Soprano Kathryn Mueller joins Santa Fe Pro Musica for ‘Baroque Holy Week.’ Courtesy/SFPM
Santa Fe─Baroque Holy Week is the finale of Santa Fe Pro Musica’s 32nd Season. A favorite springtime fixture, these concerts feature works of Bach, Handel, Purcell, Pergolesi, and Corelli performed on period instruments, highlighting the glorious voice of soprano Kathryn Mueller and the talents of the Santa Fe Pro Musica Baroque Ensemble in the historic Loretto Chapel.
For full details, visit www.santafepromusica.com
Performances are 7:30 p.m. April 17 and 18, and 6 p.m. April 19 in the Loretto Chapel in Santa Fe. Tickets are $20, $35, $45 and $65 and may be purchased by calling the Santa Fe Pro Musica Box Office at 505.988.4640 or Tickets Santa Fe at 505.988.1234.
The concert begins with Purcell’s Sonata No. 9 in F Major, “Golden Sonata.” In 1683, Purcell composed a set of 10 string sonatas, and in the preface he articulated to the reader that he has “faithfully endeavored a just imitation of the most famous Italian Masters.”
These sonatas were enthusiastically received, and several of them acquired nicknames as well as lasting popularity including the Sonata in F Major, called, for its excellence, the “Golden Sonata.”
Following the Purcell, Mueller joins the ensemble in performing Pergolesi’s Salve Regina in C Minor. An Italian composer and violinist based in Naples, Pergolesi was recognized as a prodigy and phenomenon during his lifetime. In 1734 Pergolesi was appointed deputy music director for the city of Naples.
He left this position in 1736 and retreated to a Franciscan monastery where he quickly succumbed to tuberculosis.
Pergolesi composed a setting of Salve Regina for soprano and strings during his final weeks at the monastery. The text, one of four 11th-century hymns of praise and supplication to the Virgin Mary, is a sinner’s plea to the Virgin, begging for merciful intercession and yearning for the comforting presence of Jesus.
After the Pergolesi, the ensemble will perform Corelli’sSonata da Chiesa in F Major, Op. 1, No. 1. In 1681 Corelli published his first book of sonatas, the Sonate da Chiesa, Op.1, a set of 12 sonatas dedicated to Queen Christina. Corelli, who was one of the first to exploit the resources of the violin, led the way for Purcell, Bach, and Handel, all who wrote Italian style violin sonatas. Corelli’s Op. 1 sonatas are written in the style of the sonata da chiesa (church sonata), four-movement works in the typical slow-fast-slow-fast format.

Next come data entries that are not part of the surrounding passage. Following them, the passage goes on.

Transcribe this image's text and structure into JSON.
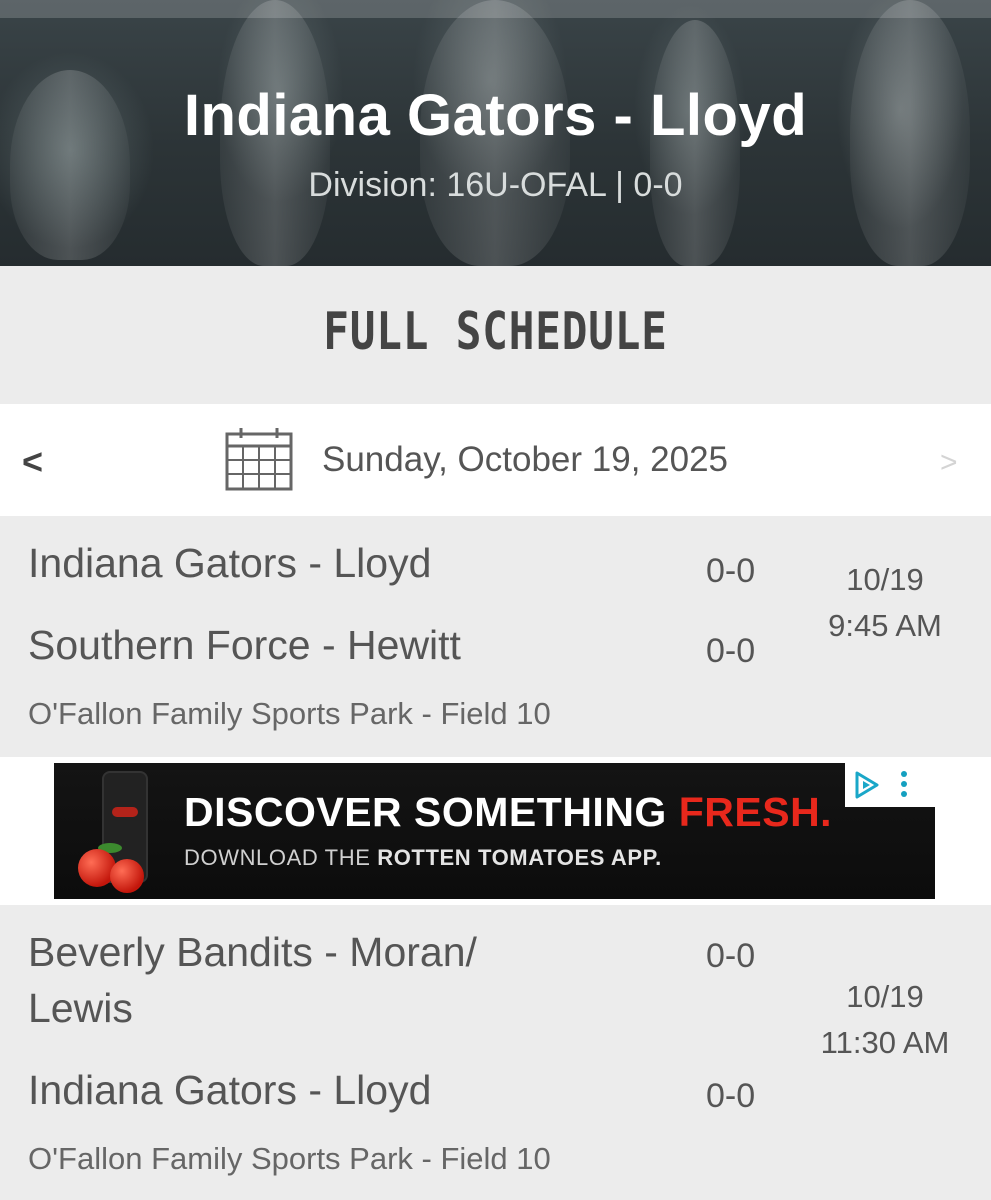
{
  "header": {
    "team_title": "Indiana Gators - Lloyd",
    "subtitle": "Division: 16U-OFAL | 0-0"
  },
  "section_title": "FULL SCHEDULE",
  "date_nav": {
    "prev_label": "<",
    "next_label": ">",
    "date": "Sunday, October 19, 2025",
    "icon": "calendar-icon"
  },
  "games": [
    {
      "home_team": "Indiana Gators - Lloyd",
      "home_record": "0-0",
      "away_team": "Southern Force - Hewitt",
      "away_record": "0-0",
      "date": "10/19",
      "time": "9:45 AM",
      "venue": "O'Fallon Family Sports Park - Field 10"
    },
    {
      "home_team_line1": "Beverly Bandits - Moran/",
      "home_team_line2": "Lewis",
      "home_record": "0-0",
      "away_team": "Indiana Gators - Lloyd",
      "away_record": "0-0",
      "date": "10/19",
      "time": "11:30 AM",
      "venue": "O'Fallon Family Sports Park - Field 10"
    }
  ],
  "ad": {
    "headline_main": "DISCOVER SOMETHING ",
    "headline_accent": "FRESH.",
    "sub_prefix": "DOWNLOAD THE ",
    "sub_brand": "ROTTEN TOMATOES APP.",
    "accent_color": "#e8281c",
    "choices_icon": "ad-choices-icon",
    "menu_icon": "more-vertical-icon"
  }
}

After a brief intermission, Carol Redman will perform J.S. Bach’sSolo pour la flûte traversière. The Solo pour la flûte traversière (“Solo for side-blown flute,” as opposed to recorder) was written around 1718 for Pierre-Gabriel Buffardin (1690-1768), the French flûtiste extraordinaire who was employed at the royal court in Dresden. This piece is similar in form to Bach’s solo cello suites with all the movements modeled after popular Baroque dances.
The grand finale of the concert is Handel’sGloria in excelsis Deo, and the ensemble will again be joined by Mueller.
Handel’s splendid solo cantata, Gloria in excelsis Deo, was discovered in 2001 in the library archives of London’s Royal Academy of Music. German musicologist Hans Joachim Marx was examining a folio of handwritten Handel arias from the 1730s when he discovered this previously unknown work.
Scholars believe the work comes from the years Handel spent in Rome in the early 18th century when he was commissioned by numerous Roman Catholic cardinals to write sacred vocal music.
That Handel, as a German Lutheran, found himself writing Catholic music underscores the growing internationalism of the time and Handel’s own artistic flexibility. In 1712 Handel moved to London and we know this folio entered the library of his friend, the English singer William Savage.
Savage passed the folio to his son, Reverend George Savage, who then left it to a pupil, Richard John Samuel Stevens. Stevens then bequeathed it to the Royal Academy of Music where it remained closeted away until its discovery.